It seems that the tragic incident in Niger is evolving into storylines relating to why few or no members of Congress were aware of our deployment in Niger, and whether there were intelligence and operational deficiencies that, in turn, left our men exposed before the ambush and insufficiently supported after it occurred. Although I may be the last American alive to absorb this, the Niger incident has brought home to me the ramifications of the apparent decision of the Bush, Obama, and Trump Administrations that we have (and are probably going to indefinitely have) our troops at risk in countries across the globe to conduct a worldwide struggle against terrorism.
President Bush declared in September, 2001:
“Our war on terror begins with al Qaeda, but it does not end there. It will not end until every terrorist group of global reach has been found, stopped and defeated.”
My focus after 9/11 was on al Qaeda; perhaps only I didn’t grasp the full implications of his declaration: that he was committing us to a struggle that would indeed cover the globe, last for decades and – whether or not the President realized it at the time — could never be entirely won. Over the years, the scope of the mission has perhaps been blurred at times by finite territorial references – “the war in Afghanistan,” “the war in Iraq,” “the war in Syria,” “retaking ISIS’ declared Caliphate,” etc., etc. What makes me think that I’m probably the one that is slow on the uptake is the lack of reaction to Sen. Graham’s straightforward comment this weekend relating to the Niger incident:
“This is an endless war without boundaries – no limitations on time and geography.”

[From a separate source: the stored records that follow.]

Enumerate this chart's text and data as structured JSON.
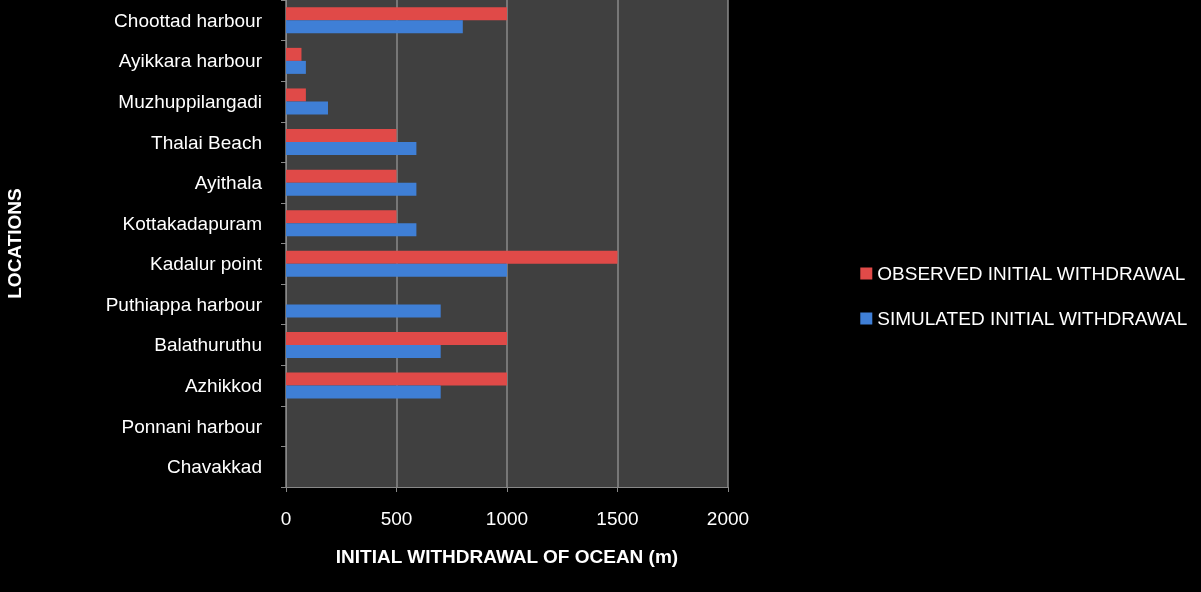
{
  "chart_data": {
    "type": "bar",
    "orientation": "horizontal",
    "xlabel": "INITIAL WITHDRAWAL OF OCEAN (m)",
    "ylabel": "LOCATIONS",
    "categories": [
      "Choottad harbour",
      "Ayikkara harbour",
      "Muzhuppilangadi",
      "Thalai Beach",
      "Ayithala",
      "Kottakadapuram",
      "Kadalur point",
      "Puthiappa harbour",
      "Balathuruthu",
      "Azhikkod",
      "Ponnani harbour",
      "Chavakkad"
    ],
    "series": [
      {
        "name": "OBSERVED INITIAL WITHDRAWAL",
        "color": "#e04a48",
        "values": [
          1000,
          70,
          90,
          500,
          500,
          500,
          1500,
          null,
          1000,
          1000,
          null,
          null
        ]
      },
      {
        "name": "SIMULATED INITIAL WITHDRAWAL",
        "color": "#3f7fd6",
        "values": [
          800,
          90,
          190,
          590,
          590,
          590,
          1000,
          700,
          700,
          700,
          0,
          0
        ]
      }
    ],
    "xlim": [
      0,
      2000
    ],
    "xticks": [
      0,
      500,
      1000,
      1500,
      2000
    ],
    "grid": "x",
    "legend": "right"
  }
}
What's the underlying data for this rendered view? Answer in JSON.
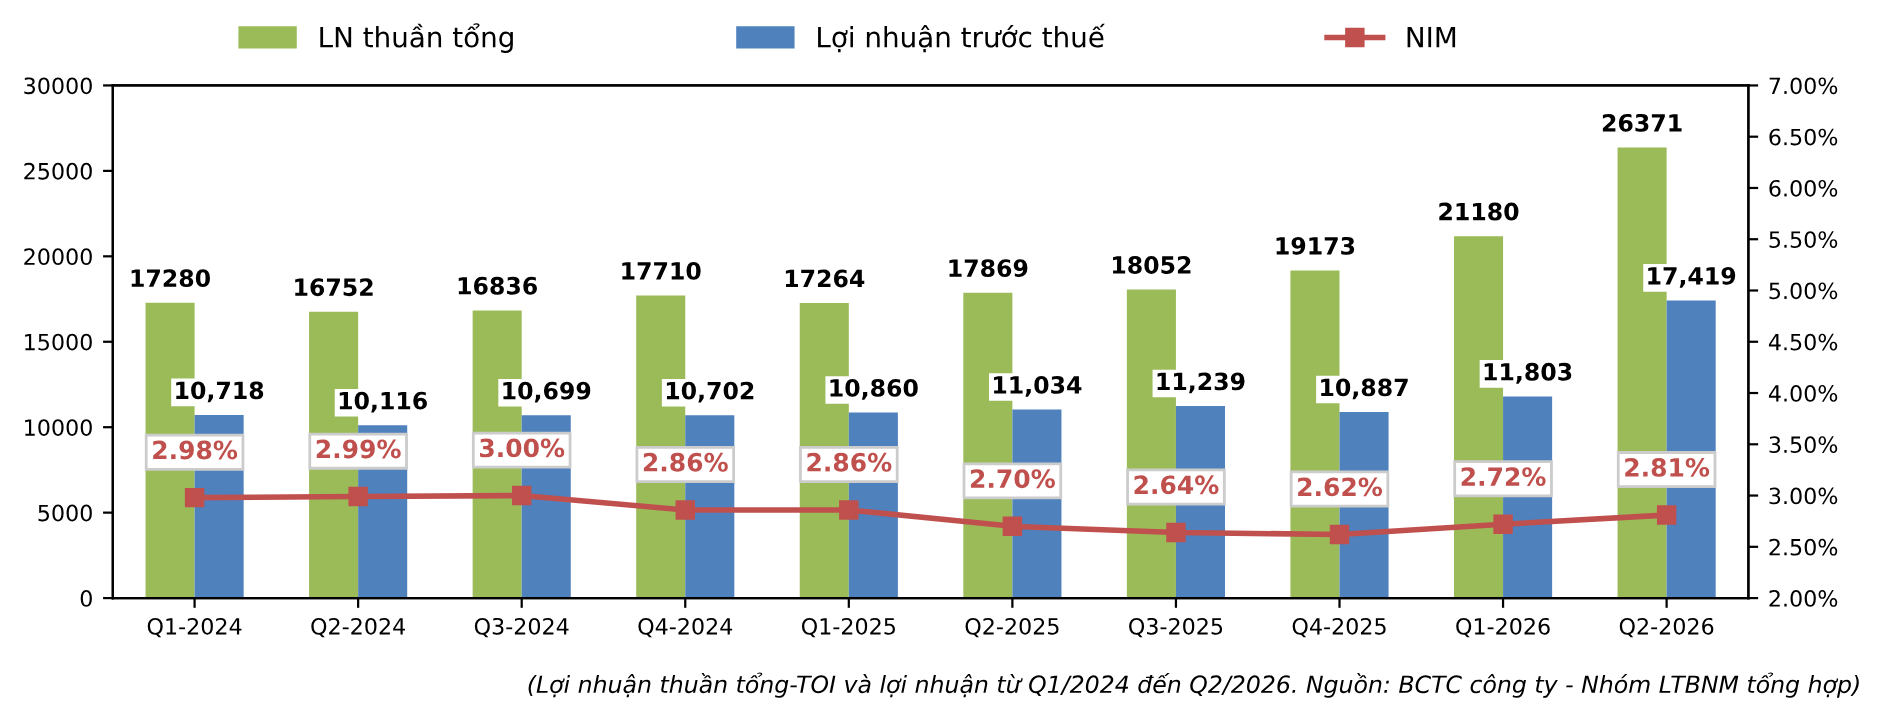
{
  "chart_data": {
    "type": "bar",
    "categories": [
      "Q1-2024",
      "Q2-2024",
      "Q3-2024",
      "Q4-2024",
      "Q1-2025",
      "Q2-2025",
      "Q3-2025",
      "Q4-2025",
      "Q1-2026",
      "Q2-2026"
    ],
    "series": [
      {
        "name": "LN thuần tổng",
        "color": "#9bbb59",
        "values": [
          17280,
          16752,
          16836,
          17710,
          17264,
          17869,
          18052,
          19173,
          21180,
          26371
        ],
        "value_labels": [
          "17280",
          "16752",
          "16836",
          "17710",
          "17264",
          "17869",
          "18052",
          "19173",
          "21180",
          "26371"
        ]
      },
      {
        "name": "Lợi nhuận trước thuế",
        "color": "#4f81bd",
        "values": [
          10718,
          10116,
          10699,
          10702,
          10860,
          11034,
          11239,
          10887,
          11803,
          17419
        ],
        "value_labels": [
          "10,718",
          "10,116",
          "10,699",
          "10,702",
          "10,860",
          "11,034",
          "11,239",
          "10,887",
          "11,803",
          "17,419"
        ]
      },
      {
        "name": "NIM",
        "type": "line",
        "axis": "y2",
        "color": "#c0504d",
        "marker": "square",
        "values": [
          2.98,
          2.99,
          3.0,
          2.86,
          2.86,
          2.7,
          2.64,
          2.62,
          2.72,
          2.81
        ],
        "value_labels": [
          "2.98%",
          "2.99%",
          "3.00%",
          "2.86%",
          "2.86%",
          "2.70%",
          "2.64%",
          "2.62%",
          "2.72%",
          "2.81%"
        ]
      }
    ],
    "ylim": [
      0,
      30000
    ],
    "yticks": [
      0,
      5000,
      10000,
      15000,
      20000,
      25000,
      30000
    ],
    "y2lim": [
      2,
      7
    ],
    "y2ticks": [
      {
        "value": 2,
        "label": "2.00%"
      },
      {
        "value": 2.5,
        "label": "2.50%"
      },
      {
        "value": 3,
        "label": "3.00%"
      },
      {
        "value": 3.5,
        "label": "3.50%"
      },
      {
        "value": 4,
        "label": "4.00%"
      },
      {
        "value": 4.5,
        "label": "4.50%"
      },
      {
        "value": 5,
        "label": "5.00%"
      },
      {
        "value": 5.5,
        "label": "5.50%"
      },
      {
        "value": 6,
        "label": "6.00%"
      },
      {
        "value": 6.5,
        "label": "6.50%"
      },
      {
        "value": 7,
        "label": "7.00%"
      }
    ],
    "legend": "top",
    "grid": false,
    "annotations": [
      "(Lợi nhuận thuần tổng-TOI và lợi nhuận từ Q1/2024 đến Q2/2026. Nguồn: BCTC công ty - Nhóm LTBNM tổng hợp)"
    ]
  }
}
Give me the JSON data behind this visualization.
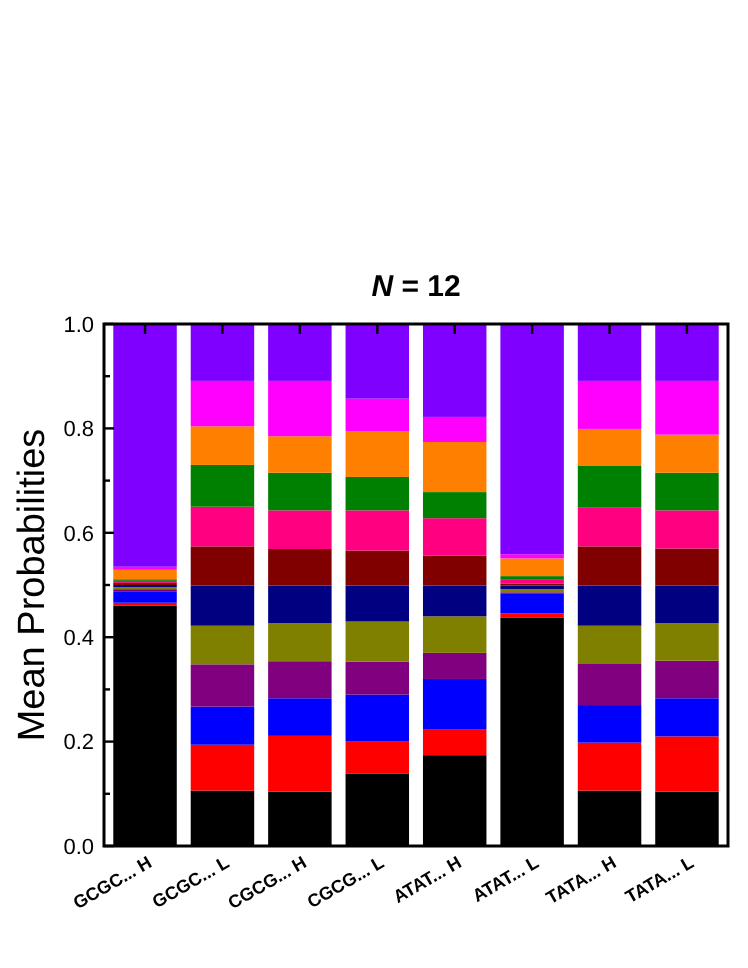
{
  "chart_data": {
    "type": "bar",
    "stacked": true,
    "title": "N = 12",
    "ylabel": "Mean Probabilities",
    "categories": [
      "GCGC... H",
      "GCGC... L",
      "CGCG... H",
      "CGCG... L",
      "ATAT... H",
      "ATAT... L",
      "TATA... H",
      "TATA... L"
    ],
    "ylim": [
      0,
      1
    ],
    "yticks": [
      {
        "value": 0,
        "label": "0.0"
      },
      {
        "value": 0.1,
        "label": null
      },
      {
        "value": 0.2,
        "label": "0.2"
      },
      {
        "value": 0.3,
        "label": null
      },
      {
        "value": 0.4,
        "label": "0.4"
      },
      {
        "value": 0.5,
        "label": null
      },
      {
        "value": 0.6,
        "label": "0.6"
      },
      {
        "value": 0.7,
        "label": null
      },
      {
        "value": 0.8,
        "label": "0.8"
      },
      {
        "value": 0.9,
        "label": null
      },
      {
        "value": 1,
        "label": "1.0"
      }
    ],
    "grid": false,
    "series": [
      {
        "color": "#000000",
        "values": [
          0.46,
          0.106,
          0.104,
          0.139,
          0.174,
          0.437,
          0.106,
          0.104
        ]
      },
      {
        "color": "#ff0000",
        "values": [
          0.006,
          0.088,
          0.107,
          0.062,
          0.05,
          0.009,
          0.092,
          0.106
        ]
      },
      {
        "color": "#0000ff",
        "values": [
          0.022,
          0.073,
          0.072,
          0.089,
          0.096,
          0.037,
          0.072,
          0.073
        ]
      },
      {
        "color": "#800080",
        "values": [
          0.004,
          0.081,
          0.071,
          0.063,
          0.05,
          0.003,
          0.08,
          0.072
        ]
      },
      {
        "color": "#808000",
        "values": [
          0.004,
          0.074,
          0.073,
          0.077,
          0.07,
          0.006,
          0.072,
          0.072
        ]
      },
      {
        "color": "#000080",
        "values": [
          0.004,
          0.077,
          0.072,
          0.069,
          0.059,
          0.007,
          0.077,
          0.072
        ]
      },
      {
        "color": "#800000",
        "values": [
          0.004,
          0.075,
          0.07,
          0.067,
          0.057,
          0.004,
          0.075,
          0.071
        ]
      },
      {
        "color": "#ff0080",
        "values": [
          0.004,
          0.076,
          0.074,
          0.077,
          0.072,
          0.007,
          0.074,
          0.073
        ]
      },
      {
        "color": "#008000",
        "values": [
          0.003,
          0.08,
          0.072,
          0.064,
          0.05,
          0.007,
          0.08,
          0.072
        ]
      },
      {
        "color": "#ff8000",
        "values": [
          0.018,
          0.074,
          0.07,
          0.088,
          0.096,
          0.034,
          0.071,
          0.073
        ]
      },
      {
        "color": "#ff00ff",
        "values": [
          0.006,
          0.087,
          0.106,
          0.062,
          0.048,
          0.008,
          0.092,
          0.103
        ]
      },
      {
        "color": "#8000ff",
        "values": [
          0.465,
          0.109,
          0.109,
          0.143,
          0.178,
          0.441,
          0.109,
          0.109
        ]
      }
    ]
  }
}
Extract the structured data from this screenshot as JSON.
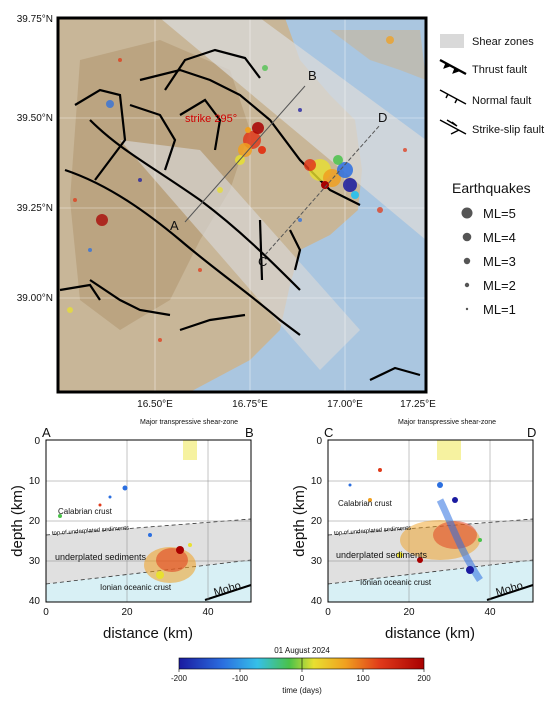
{
  "map": {
    "lat_labels": [
      "39.75°N",
      "39.50°N",
      "39.25°N",
      "39.00°N"
    ],
    "lon_labels": [
      "16.50°E",
      "16.75°E",
      "17.00°E",
      "17.25°E"
    ],
    "profile_labels": [
      "A",
      "B",
      "C",
      "D"
    ],
    "strike_label": "strike 295°"
  },
  "legend": {
    "shear_zones": "Shear zones",
    "thrust": "Thrust fault",
    "normal": "Normal fault",
    "strike_slip": "Strike-slip fault",
    "earthquakes_title": "Earthquakes",
    "magnitudes": [
      "ML=5",
      "ML=4",
      "ML=3",
      "ML=2",
      "ML=1"
    ]
  },
  "sections": [
    {
      "start": "A",
      "end": "B",
      "shear_zone_label": "Major transpressive shear-zone",
      "x_ticks": [
        "0",
        "20",
        "40"
      ],
      "y_ticks": [
        "0",
        "10",
        "20",
        "30",
        "40"
      ],
      "xlabel": "distance (km)",
      "ylabel": "depth (km)",
      "labels": {
        "crust": "Calabrian crust",
        "top_sed": "top of underplated sediments",
        "sed": "underplated sediments",
        "ionian": "Ionian oceanic crust",
        "moho": "Moho"
      }
    },
    {
      "start": "C",
      "end": "D",
      "shear_zone_label": "Major transpressive shear-zone",
      "x_ticks": [
        "0",
        "20",
        "40"
      ],
      "y_ticks": [
        "0",
        "10",
        "20",
        "30",
        "40"
      ],
      "xlabel": "distance (km)",
      "ylabel": "depth (km)",
      "labels": {
        "crust": "Calabrian crust",
        "top_sed": "top of underplated sediments",
        "sed": "underplated sediments",
        "ionian": "Ionian oceanic crust",
        "moho": "Moho"
      }
    }
  ],
  "colorbar": {
    "date": "01 August 2024",
    "ticks": [
      "-200",
      "-100",
      "0",
      "100",
      "200"
    ],
    "label": "time (days)",
    "colors": [
      "#1a1aa0",
      "#2b6fe0",
      "#35c0e8",
      "#4ac24a",
      "#e8e030",
      "#f0a020",
      "#e03a1a",
      "#a80000"
    ]
  }
}
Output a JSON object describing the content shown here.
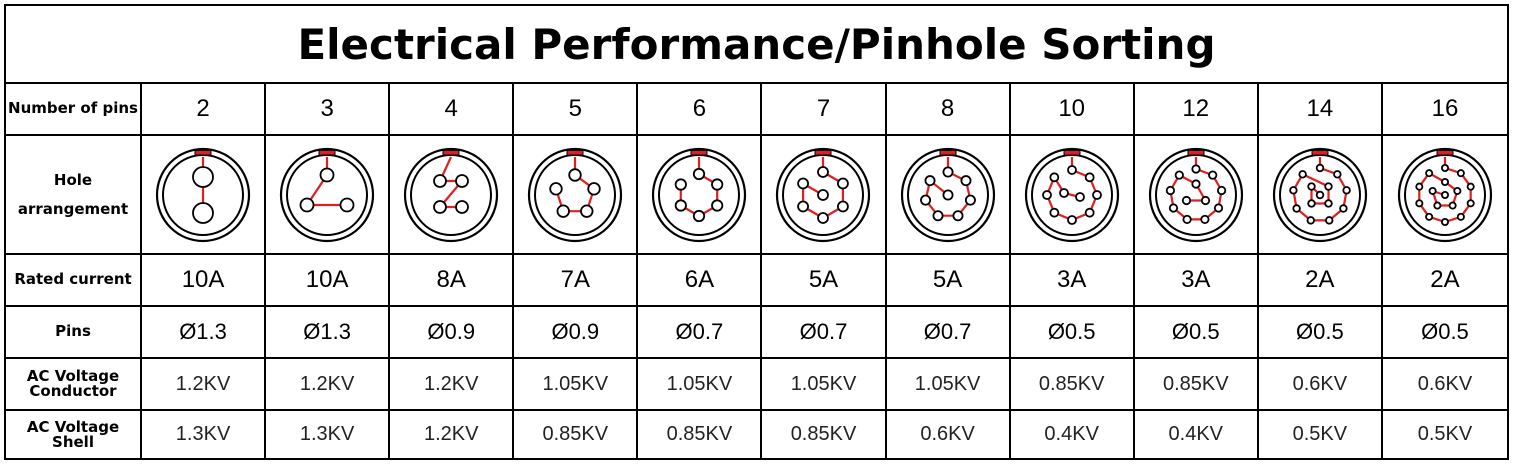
{
  "title": "Electrical Performance/Pinhole Sorting",
  "row_labels": {
    "pins_count": "Number of pins",
    "hole_line1": "Hole",
    "hole_line2": "arrangement",
    "rated_current": "Rated current",
    "pins": "Pins",
    "ac_cond_line1": "AC Voltage",
    "ac_cond_line2": "Conductor",
    "ac_shell_line1": "AC Voltage",
    "ac_shell_line2": "Shell"
  },
  "columns": [
    {
      "pins": "2",
      "current": "10A",
      "diameter": "Ø1.3",
      "ac_conductor": "1.2KV",
      "ac_shell": "1.3KV",
      "icon": "2-pin-layout-icon"
    },
    {
      "pins": "3",
      "current": "10A",
      "diameter": "Ø1.3",
      "ac_conductor": "1.2KV",
      "ac_shell": "1.3KV",
      "icon": "3-pin-layout-icon"
    },
    {
      "pins": "4",
      "current": "8A",
      "diameter": "Ø0.9",
      "ac_conductor": "1.2KV",
      "ac_shell": "1.2KV",
      "icon": "4-pin-layout-icon"
    },
    {
      "pins": "5",
      "current": "7A",
      "diameter": "Ø0.9",
      "ac_conductor": "1.05KV",
      "ac_shell": "0.85KV",
      "icon": "5-pin-layout-icon"
    },
    {
      "pins": "6",
      "current": "6A",
      "diameter": "Ø0.7",
      "ac_conductor": "1.05KV",
      "ac_shell": "0.85KV",
      "icon": "6-pin-layout-icon"
    },
    {
      "pins": "7",
      "current": "5A",
      "diameter": "Ø0.7",
      "ac_conductor": "1.05KV",
      "ac_shell": "0.85KV",
      "icon": "7-pin-layout-icon"
    },
    {
      "pins": "8",
      "current": "5A",
      "diameter": "Ø0.7",
      "ac_conductor": "1.05KV",
      "ac_shell": "0.6KV",
      "icon": "8-pin-layout-icon"
    },
    {
      "pins": "10",
      "current": "3A",
      "diameter": "Ø0.5",
      "ac_conductor": "0.85KV",
      "ac_shell": "0.4KV",
      "icon": "10-pin-layout-icon"
    },
    {
      "pins": "12",
      "current": "3A",
      "diameter": "Ø0.5",
      "ac_conductor": "0.85KV",
      "ac_shell": "0.4KV",
      "icon": "12-pin-layout-icon"
    },
    {
      "pins": "14",
      "current": "2A",
      "diameter": "Ø0.5",
      "ac_conductor": "0.6KV",
      "ac_shell": "0.5KV",
      "icon": "14-pin-layout-icon"
    },
    {
      "pins": "16",
      "current": "2A",
      "diameter": "Ø0.5",
      "ac_conductor": "0.6KV",
      "ac_shell": "0.5KV",
      "icon": "16-pin-layout-icon"
    }
  ],
  "colors": {
    "border": "#000000",
    "accent": "#e02020",
    "text": "#000000"
  }
}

If the effort is indeed to be “endless” and worldwide — and having small deployments of our people in places like Niger seems to indicate that it is – on the off chance that I am not the only one of our people that failed to grasp the full import of President Bush’s words and intentions, I would suggest that President Trump address the nation, and clearly articulate that this is a mission of indefinite containment – essentially a police action — against shifting adversaries, and spell out what our people can reasonably expect regarding the lives, resources, and years that will be spent on the effort (to follow the lives, resources, and years that we have already devoted to it). This is not to say whether this is, or is not, an appropriate mission; however, we should be sure that our citizens understand the breadth and duration of the commitment, and the need for it; recognize that this struggle will draw resources that we might prefer to invest elsewhere while lacking the likelihood of finality; and accept it.